Please note –different types of fire extinguishers require different types of testing and maintenance. These are just a few tips to help get you started, but be sure to refer to your fire extinguisher’s label or user manual for the manufacturer’s maintenance suggestions.

A Word of Caution About Fire Extinguishers

While portable fire extinguishers can help to save lives and property, it’s best to avoid attempting to extinguish a fire unless it is very small. The number one priority in the event of a fire is to get everyone out safely!

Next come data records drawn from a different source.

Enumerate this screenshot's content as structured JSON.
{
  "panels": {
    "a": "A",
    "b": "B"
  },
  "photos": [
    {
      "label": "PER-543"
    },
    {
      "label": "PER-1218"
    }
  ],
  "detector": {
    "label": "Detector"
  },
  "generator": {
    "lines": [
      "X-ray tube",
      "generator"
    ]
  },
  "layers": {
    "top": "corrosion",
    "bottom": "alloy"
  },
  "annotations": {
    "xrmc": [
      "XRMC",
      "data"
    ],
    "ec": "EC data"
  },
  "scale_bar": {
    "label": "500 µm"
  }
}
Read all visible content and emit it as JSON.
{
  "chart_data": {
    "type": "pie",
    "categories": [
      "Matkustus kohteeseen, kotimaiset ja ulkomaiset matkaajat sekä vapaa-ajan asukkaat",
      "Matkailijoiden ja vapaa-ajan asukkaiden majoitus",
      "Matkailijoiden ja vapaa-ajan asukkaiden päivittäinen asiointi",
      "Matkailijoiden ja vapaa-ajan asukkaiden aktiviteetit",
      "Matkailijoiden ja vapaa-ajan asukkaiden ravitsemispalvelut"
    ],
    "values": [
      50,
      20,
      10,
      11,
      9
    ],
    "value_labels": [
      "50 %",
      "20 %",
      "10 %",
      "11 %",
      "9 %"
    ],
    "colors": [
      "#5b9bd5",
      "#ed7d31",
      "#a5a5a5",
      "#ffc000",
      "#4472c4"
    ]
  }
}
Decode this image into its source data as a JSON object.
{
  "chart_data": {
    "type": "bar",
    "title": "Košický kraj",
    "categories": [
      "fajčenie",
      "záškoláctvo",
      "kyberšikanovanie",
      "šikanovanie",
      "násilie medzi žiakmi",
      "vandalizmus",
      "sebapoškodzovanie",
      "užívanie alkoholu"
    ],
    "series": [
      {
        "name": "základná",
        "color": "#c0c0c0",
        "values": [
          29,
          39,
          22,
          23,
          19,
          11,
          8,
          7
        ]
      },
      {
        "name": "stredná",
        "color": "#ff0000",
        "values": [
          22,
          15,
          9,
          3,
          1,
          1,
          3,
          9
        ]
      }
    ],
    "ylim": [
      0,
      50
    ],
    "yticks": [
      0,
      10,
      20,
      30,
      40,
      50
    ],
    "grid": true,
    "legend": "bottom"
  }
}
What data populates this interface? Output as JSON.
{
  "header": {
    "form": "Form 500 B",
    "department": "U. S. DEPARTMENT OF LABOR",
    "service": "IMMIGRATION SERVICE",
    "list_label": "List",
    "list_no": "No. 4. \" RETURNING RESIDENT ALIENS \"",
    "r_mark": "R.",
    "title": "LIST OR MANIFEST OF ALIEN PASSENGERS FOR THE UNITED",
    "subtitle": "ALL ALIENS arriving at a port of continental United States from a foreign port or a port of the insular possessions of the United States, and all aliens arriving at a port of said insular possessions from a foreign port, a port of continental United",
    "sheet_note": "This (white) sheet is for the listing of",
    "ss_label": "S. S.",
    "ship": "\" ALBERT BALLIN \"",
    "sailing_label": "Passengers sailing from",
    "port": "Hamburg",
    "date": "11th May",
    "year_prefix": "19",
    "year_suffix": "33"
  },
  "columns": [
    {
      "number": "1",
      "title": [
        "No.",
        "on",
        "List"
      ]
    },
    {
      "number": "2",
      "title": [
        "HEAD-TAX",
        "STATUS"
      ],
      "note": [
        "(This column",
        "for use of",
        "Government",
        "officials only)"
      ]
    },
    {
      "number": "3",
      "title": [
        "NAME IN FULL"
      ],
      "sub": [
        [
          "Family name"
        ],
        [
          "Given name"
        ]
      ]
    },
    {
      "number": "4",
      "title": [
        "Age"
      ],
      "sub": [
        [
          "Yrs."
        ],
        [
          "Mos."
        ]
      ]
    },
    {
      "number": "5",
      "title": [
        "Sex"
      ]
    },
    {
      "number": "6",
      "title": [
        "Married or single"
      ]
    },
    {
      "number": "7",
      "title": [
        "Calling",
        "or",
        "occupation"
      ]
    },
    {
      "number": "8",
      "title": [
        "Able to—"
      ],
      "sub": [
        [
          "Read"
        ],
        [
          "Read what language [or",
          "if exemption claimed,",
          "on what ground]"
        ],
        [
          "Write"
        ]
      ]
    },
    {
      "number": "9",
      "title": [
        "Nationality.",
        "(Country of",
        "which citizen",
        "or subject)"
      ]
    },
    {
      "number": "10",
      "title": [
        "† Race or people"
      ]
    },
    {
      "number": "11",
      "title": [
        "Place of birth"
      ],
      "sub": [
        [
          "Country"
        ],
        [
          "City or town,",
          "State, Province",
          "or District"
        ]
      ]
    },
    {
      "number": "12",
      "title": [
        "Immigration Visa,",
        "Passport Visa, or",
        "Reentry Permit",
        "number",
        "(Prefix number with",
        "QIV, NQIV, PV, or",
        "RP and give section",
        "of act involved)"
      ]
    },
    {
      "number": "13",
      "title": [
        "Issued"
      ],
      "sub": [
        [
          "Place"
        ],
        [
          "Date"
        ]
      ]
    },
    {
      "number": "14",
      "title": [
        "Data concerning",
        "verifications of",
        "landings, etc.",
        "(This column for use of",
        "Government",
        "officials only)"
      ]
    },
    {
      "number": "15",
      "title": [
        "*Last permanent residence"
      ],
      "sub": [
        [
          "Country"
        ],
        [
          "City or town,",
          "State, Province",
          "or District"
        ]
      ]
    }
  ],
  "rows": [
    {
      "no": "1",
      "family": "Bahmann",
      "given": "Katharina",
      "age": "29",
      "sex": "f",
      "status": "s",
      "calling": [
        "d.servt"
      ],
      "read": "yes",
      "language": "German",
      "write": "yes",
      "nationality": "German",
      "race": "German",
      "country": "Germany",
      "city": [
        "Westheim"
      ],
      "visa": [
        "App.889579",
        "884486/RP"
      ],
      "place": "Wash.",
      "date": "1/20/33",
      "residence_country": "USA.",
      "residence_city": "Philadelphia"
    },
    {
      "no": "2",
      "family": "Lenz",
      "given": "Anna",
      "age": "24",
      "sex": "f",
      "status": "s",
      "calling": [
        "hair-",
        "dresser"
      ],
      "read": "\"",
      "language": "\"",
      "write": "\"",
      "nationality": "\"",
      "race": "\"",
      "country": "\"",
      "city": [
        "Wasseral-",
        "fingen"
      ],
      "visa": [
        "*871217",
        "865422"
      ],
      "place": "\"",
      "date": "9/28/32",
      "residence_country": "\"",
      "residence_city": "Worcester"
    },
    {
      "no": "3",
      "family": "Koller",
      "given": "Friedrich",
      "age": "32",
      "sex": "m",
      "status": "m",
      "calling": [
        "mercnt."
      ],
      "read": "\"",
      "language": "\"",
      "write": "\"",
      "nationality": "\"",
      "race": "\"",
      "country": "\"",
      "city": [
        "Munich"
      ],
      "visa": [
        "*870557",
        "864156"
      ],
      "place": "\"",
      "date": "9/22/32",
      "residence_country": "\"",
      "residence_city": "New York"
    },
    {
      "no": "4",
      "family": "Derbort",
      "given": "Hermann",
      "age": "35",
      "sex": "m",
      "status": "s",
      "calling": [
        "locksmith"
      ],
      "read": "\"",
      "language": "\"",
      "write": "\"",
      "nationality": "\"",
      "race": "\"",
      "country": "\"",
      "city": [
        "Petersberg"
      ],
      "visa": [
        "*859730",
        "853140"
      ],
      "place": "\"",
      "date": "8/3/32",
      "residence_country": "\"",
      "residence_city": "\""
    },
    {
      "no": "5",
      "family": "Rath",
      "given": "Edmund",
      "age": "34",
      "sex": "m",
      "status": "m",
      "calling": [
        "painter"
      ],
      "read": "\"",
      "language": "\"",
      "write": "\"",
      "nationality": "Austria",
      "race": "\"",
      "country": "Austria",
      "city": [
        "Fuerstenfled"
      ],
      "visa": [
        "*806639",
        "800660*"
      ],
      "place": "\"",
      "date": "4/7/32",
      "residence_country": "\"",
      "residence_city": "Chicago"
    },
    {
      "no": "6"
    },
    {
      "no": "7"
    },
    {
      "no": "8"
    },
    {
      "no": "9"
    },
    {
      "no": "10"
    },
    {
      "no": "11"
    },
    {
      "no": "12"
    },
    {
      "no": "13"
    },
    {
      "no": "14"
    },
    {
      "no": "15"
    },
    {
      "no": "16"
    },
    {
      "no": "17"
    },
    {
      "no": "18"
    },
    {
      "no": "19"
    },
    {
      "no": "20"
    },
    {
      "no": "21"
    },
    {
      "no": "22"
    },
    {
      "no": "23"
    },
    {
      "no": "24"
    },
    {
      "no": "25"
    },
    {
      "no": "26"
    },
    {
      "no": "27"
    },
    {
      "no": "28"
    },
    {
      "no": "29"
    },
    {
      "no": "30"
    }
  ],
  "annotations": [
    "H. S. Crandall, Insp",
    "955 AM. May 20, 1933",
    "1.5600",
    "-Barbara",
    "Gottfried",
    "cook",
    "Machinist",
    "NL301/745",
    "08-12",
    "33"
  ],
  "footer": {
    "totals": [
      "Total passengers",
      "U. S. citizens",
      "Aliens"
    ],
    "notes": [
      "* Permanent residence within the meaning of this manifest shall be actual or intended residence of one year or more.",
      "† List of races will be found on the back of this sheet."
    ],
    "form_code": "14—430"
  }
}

Be sure you and your family have a fire escape plan:  everyone should know how to quickly evacuate the home, where to meet outside, and how to call 911.

Fire extinguishers can be very effective, but should only be used if the fire is confined to a small area, everyone has been evacuated, and if the room has not filled with smoke.

How Do You Use a Fire Extinguisher?

If you have determined that it is appropriate to use a fire extinguisher on a small, confined fire, here is an acronym that will help you to operate it: PASS:

Pull the pin with the nozzle pointing away from you

Aim low, towards the base of the fire, standing at least six feet from the fire (or as indicated on the extinguisher’s label)

Squeeze the level slowly and evenly

Sweep the nozzle from side-to-side until the fire is out

Check out this video for instructions on how to operate a portable fire extinguisher:

If you do end up using your fire extinguisher, please note, you must replace it or refill it right away, regardless if it is completely empty or not.

I hope that you have found this information helpful. If you are interested in learning more, check out NFPA 10: Standard for Portable Fire Extinguishers, which provides requirements to make sure portable extinguishers will work as intended. And, don’t forget to inspect your fire extinguishers each month!